This is an incredible story of a common man showing us how a single person can bring massive impactful social change. How his commitment, perseverance and determination lead him to the Best Global Teacher Title of 2020, out of 12000 nominations across 140 countries around the World.
On December 03, 2020 when British broadcaster & actor Stephen Fry named him as a winner, that was just the first pinnacle of his selfless effortful story started in 2009. He is a Maharashtra based Indian teacher, trainer, real life hero and social activist Ranjithsinh Disale, who announced to give 50% his prize money to all other finalist teachers.
Before going into his story of excellence and hardship, first we should have a brief look on; what is Global Teacher Prize? How process for selection and award works? Who is giving authority? Who are the entrants and their stories?
What is Global Teacher Prize?
Global Teacher Prize refer as Noble Prize for Teaching profession, was initiated by Varkey Foundation in collaboration with UNESCO in 2014 with the whopping prize money of US $1 million. Presented to an exceptional teacher who has made an outstanding contribution to their profession by impacting students and communities around.
Every year applications received from world wide on referral as well as on voluntary basis. Applications are processed based on rigorous eligibility criteria. Then jury of renowned teachers, professors, researchers, businessman, social activists and analysts select top 50, then top 10 and ultimately winner for Global Teacher Prize, every year. They believe and quote that ‘Everyone deserves a great teacher.’
Who is Ranjitsinh Disale & His Story?
He hails from a village in Maharashtra, India. Initially tried to pursue his education in IT Engineering, but things didn’t work out well for him. Then on recommendation of his father, he joined teacher training program. During course he realize that teachers are the real change makers in the society.
When he got his teaching appointment at Zilla Parishad Primary School in 2009, he faced with following miserable situations:
- The school was in absolute tumble down situation with no infrastructure and used as shed for animals,
- Most students were from tribal communities, and syllabus was not in their native or primary language,
- Attendance sometime got be as low as 2%, and
- to the worst teenage girls marriage was common in village
Ranjit was determined to turn things around. He took immense hard work by going through following:
- He learned local language, campaigned to eliminate adolescent marriages and encourage girls education,
- He translated curriculum books in his pupils native language, also he embedded QR codes on books to give them access to audio poems, video lectures, stories & assignments,
- By analyzing their reflections, he customized assignments and content as per his students learning pace and understanding level,
- Further, to facilitate special Childs, he updated QR codes with immersive tools and flip grid, to serve their special needs,
- By going extra miles, he encouraged and motivated his students to tackle real world problems by applying their knowledge.

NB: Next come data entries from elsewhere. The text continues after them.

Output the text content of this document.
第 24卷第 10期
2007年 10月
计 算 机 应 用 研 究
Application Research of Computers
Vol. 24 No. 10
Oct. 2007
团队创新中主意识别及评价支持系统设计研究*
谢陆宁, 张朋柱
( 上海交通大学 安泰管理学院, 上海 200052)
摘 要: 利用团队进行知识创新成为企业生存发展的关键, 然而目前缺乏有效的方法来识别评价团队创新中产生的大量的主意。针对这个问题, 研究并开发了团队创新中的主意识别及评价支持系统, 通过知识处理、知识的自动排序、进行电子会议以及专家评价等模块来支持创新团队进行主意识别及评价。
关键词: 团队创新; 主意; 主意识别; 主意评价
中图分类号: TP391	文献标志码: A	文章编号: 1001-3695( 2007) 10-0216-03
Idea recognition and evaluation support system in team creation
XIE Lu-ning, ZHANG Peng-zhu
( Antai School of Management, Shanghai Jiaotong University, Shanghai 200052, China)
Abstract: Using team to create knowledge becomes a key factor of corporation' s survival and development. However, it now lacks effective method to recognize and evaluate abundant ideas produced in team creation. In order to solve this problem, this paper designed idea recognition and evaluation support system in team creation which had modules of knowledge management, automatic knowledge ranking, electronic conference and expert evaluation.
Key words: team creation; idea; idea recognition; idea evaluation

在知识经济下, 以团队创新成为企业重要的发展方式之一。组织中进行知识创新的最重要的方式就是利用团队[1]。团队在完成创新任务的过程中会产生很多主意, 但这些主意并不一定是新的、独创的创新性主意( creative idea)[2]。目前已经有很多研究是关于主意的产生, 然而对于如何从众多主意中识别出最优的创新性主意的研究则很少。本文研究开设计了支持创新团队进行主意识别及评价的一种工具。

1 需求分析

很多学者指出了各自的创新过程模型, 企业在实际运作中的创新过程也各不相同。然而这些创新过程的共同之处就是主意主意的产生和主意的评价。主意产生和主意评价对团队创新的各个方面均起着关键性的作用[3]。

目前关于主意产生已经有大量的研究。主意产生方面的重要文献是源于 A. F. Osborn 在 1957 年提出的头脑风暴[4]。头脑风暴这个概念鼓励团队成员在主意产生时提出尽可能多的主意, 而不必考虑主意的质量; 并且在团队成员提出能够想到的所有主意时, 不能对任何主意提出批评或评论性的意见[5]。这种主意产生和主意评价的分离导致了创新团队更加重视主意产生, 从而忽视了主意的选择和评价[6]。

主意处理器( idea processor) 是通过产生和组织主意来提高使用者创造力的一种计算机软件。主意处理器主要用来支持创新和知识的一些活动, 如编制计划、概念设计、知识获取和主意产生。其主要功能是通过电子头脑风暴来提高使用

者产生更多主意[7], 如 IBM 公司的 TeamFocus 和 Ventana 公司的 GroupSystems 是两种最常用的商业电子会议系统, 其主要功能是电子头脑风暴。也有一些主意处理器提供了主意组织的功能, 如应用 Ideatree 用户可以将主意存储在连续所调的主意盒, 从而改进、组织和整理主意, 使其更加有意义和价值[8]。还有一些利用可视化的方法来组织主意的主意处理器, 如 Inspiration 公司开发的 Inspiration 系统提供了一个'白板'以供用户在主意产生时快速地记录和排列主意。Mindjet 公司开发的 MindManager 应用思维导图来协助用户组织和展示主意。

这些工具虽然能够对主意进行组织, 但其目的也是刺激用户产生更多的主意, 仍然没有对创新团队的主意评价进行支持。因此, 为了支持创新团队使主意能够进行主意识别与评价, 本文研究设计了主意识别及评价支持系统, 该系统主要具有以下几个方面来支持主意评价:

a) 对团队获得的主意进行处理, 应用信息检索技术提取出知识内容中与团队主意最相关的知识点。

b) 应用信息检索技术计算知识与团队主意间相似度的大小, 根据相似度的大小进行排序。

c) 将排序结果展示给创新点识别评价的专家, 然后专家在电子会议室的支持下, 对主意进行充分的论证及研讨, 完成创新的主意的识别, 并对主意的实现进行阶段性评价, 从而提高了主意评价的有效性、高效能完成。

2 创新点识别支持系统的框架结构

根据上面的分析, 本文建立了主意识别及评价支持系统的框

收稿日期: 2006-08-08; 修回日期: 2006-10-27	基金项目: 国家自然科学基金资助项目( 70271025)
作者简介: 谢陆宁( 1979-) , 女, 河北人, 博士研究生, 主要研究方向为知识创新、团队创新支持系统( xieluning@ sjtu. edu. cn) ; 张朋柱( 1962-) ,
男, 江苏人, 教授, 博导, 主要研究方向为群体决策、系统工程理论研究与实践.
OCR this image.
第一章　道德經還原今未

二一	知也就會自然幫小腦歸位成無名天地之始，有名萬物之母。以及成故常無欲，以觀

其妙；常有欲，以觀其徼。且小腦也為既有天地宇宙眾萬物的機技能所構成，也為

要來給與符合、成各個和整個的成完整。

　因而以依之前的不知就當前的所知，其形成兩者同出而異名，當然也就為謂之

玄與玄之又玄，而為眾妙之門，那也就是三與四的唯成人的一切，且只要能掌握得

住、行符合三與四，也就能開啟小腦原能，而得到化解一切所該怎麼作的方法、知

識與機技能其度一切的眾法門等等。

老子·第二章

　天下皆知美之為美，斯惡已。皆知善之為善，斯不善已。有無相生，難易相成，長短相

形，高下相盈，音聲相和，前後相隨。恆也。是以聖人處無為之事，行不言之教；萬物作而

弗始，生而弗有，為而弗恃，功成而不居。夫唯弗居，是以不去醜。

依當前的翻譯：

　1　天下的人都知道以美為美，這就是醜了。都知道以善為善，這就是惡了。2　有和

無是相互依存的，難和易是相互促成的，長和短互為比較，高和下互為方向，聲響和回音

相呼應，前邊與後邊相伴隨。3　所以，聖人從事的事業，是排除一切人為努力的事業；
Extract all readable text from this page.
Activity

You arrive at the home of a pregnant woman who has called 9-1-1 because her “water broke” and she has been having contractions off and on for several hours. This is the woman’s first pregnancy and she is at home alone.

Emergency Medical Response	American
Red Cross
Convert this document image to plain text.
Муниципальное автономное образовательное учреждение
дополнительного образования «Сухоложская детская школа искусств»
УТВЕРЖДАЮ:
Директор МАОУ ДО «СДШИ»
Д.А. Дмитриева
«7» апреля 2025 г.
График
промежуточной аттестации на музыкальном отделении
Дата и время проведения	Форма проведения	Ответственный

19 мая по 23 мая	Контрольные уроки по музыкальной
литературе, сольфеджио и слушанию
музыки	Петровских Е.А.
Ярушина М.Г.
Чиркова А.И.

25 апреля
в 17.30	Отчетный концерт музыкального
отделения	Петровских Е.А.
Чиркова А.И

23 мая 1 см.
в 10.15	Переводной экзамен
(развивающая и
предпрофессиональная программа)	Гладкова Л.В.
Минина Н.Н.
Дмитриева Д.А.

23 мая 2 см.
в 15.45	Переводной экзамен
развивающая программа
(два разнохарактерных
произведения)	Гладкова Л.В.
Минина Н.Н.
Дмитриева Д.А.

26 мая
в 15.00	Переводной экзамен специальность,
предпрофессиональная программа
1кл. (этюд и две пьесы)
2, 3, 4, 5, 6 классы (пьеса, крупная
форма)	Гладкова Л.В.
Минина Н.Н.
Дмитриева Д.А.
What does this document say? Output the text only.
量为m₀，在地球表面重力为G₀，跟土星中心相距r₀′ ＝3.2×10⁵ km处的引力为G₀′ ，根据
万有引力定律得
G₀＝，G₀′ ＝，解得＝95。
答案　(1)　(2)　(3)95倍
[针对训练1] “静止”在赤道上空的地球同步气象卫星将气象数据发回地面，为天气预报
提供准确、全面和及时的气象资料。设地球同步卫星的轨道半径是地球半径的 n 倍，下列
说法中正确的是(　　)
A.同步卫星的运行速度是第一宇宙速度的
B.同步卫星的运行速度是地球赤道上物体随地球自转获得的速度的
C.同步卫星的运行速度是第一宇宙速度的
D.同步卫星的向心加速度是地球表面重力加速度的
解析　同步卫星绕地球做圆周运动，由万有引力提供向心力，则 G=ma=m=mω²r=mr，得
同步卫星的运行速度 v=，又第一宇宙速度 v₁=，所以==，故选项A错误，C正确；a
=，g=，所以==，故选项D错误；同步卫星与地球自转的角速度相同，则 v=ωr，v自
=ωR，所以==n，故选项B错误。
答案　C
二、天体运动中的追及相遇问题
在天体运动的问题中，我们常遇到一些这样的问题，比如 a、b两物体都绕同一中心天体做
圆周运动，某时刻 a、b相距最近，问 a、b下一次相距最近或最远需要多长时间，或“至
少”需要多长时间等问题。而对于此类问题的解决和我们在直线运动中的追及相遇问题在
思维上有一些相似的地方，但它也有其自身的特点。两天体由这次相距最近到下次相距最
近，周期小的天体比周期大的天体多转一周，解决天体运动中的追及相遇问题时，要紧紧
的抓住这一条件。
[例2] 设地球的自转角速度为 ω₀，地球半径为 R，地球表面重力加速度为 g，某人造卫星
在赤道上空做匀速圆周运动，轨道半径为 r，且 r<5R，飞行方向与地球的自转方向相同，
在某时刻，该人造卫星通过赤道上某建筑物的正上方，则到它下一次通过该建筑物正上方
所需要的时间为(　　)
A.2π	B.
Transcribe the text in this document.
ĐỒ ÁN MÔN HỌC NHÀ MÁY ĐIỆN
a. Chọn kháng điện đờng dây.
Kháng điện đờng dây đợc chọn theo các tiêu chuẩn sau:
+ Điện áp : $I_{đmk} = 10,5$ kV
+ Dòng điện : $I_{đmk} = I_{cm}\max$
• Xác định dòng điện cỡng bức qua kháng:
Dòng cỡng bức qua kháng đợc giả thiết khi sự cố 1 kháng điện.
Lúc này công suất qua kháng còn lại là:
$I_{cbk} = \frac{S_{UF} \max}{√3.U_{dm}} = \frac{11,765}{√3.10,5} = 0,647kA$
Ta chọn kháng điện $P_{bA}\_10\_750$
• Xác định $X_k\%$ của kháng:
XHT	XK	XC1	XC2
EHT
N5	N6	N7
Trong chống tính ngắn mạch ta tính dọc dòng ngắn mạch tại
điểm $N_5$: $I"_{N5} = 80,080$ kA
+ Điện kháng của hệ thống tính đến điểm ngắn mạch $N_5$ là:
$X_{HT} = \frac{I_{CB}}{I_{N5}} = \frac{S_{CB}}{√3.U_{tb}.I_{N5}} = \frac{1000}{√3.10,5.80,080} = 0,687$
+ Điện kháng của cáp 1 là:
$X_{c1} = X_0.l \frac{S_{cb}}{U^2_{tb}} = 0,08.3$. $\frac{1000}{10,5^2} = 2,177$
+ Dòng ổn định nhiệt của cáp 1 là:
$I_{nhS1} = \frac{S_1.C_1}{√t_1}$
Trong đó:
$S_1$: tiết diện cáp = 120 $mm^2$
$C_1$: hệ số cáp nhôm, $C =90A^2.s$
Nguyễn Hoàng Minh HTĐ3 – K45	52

These interventions resulted in massive turn around. Now, village has zero teenage marriage, attendance raised to perfect score of 100%. The school was recently awarded as best school in district with 85% of his students achieved A grades in annual examinations. Further, With his school in a drought-prone district of Maharashtra, his school has now successfully tackled the issue of desertification, increasing green land from 25% to 33% in the last ten years. In all, 250 hectares of land surrounding his village was saved from desertification, earning his school the ‘Wipro Nature for Society’ award in 2018.
Further, his idea to incorporate QR codes in curriculum books also adopted by National Council of Educational Research & Training, India. He is now aiming to build peace bridge between war affected children from around the world through his project “Let’s Cross the Borders” Over a six-week programme, students are matched with a peace buddy from other countries with whom they closely interact – preparing presentations and listening to guest speakers together to understand their similarities. So far, Ranjitsinh has initiated an incredible 19,000 students from eight countries into this programme.